Should investors sell immediately? Or is it worth buying Thyssenkrupp?
Meanwhile, the industrial conglomerate is busily reshaping its steel business. The sale of its stake in Hüttenwerke Krupp Mannesmann (HKM) to Salzgitter AG closed on June 1, reducing complexity in the steel division while securing slab supply through 2028. At the same time, CEO Miguel López is in China alongside German Economy Minister Katherina Reiche, pressing for fair competition, raw material access and supply-chain transparency — a direct response to the global steel overcapacity that has hammered pricing.
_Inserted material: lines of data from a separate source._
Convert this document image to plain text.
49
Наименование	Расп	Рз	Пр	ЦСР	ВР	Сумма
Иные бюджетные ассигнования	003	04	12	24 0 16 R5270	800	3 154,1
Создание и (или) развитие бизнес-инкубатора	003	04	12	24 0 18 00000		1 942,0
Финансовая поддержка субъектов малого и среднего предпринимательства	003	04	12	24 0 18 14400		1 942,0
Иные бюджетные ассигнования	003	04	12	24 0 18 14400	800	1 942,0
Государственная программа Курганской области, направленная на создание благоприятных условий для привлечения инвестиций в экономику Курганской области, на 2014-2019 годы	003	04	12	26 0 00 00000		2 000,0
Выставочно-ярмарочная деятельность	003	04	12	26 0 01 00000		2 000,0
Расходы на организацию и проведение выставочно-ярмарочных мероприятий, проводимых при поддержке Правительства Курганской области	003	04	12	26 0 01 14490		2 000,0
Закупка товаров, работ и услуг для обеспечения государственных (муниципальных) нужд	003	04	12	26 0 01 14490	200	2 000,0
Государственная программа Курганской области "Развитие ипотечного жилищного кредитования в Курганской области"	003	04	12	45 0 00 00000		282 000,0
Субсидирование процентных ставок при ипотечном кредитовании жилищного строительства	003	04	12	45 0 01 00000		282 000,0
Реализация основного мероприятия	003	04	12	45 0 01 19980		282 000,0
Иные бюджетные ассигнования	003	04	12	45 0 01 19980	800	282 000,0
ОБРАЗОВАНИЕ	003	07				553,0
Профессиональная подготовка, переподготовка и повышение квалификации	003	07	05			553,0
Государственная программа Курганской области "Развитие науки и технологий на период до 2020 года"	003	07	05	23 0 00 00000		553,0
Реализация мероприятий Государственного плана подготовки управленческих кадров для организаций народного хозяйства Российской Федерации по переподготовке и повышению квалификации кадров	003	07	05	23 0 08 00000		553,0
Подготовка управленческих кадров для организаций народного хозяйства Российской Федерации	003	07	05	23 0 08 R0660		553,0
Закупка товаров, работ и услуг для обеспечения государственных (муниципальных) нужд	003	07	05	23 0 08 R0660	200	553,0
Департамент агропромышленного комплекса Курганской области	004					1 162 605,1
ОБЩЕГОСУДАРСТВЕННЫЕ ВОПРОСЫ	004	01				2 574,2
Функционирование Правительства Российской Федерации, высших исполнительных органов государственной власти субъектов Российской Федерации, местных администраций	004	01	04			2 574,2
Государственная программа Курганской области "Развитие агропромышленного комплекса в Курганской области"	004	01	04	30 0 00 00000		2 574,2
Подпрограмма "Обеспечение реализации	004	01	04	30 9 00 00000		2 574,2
The European Union is tightening the screws, too: from July 1, 2026, duty-free import quotas will drop to 18.3 million tonnes annually, a 47% cut from 2024 levels, and the over-quota tariff will double to 50%. Thyssenkrupp is also lobbying the European Commission for a separate investigation into grain-oriented electrical steel, where import volumes have surged.
The shareholder base is shifting as well. Norges Bank, the Norwegian sovereign wealth fund, trimmed its stake below the 3% reporting threshold on June 2, now holding 2.86%. That reduction comes even as Thyssenkrupp moves to expand its portfolio beyond steel. The company is retooling production lines for LION E-Mobility, a battery maker, with work scheduled for completion this month ahead of series production of high-performance battery packs. And alongside the newly founded Calvion GmbH — focused on decarbonization technologies like carbon capture — these moves give shape to the "ACES 2030" holding model.
The most consequential portfolio decision may land on June 16, when the supervisory board meets to set a timeline for Materials Services, the €11.4 billion-revenue materials trading division. Options include an IPO or a spin-off. Together with the HKM exit and the creation of Calvion, this represents a clear acceleration of the restructuring that has been Thyssenkrupp's central narrative for years.
What all this means for the stock is that the technical rally is now intersecting with a uniquely dense month of fundamental events. The Canadian submarine decision, the tariff overhaul, the board's verdict on Materials Services, and the ongoing operational shifts in China and at home will collectively determine whether the shares can break decisively through the €13.24 barrier or need to reset before the next leg higher. For now, the market is watching a single number: the outcome of that Canadian bid, expected before July.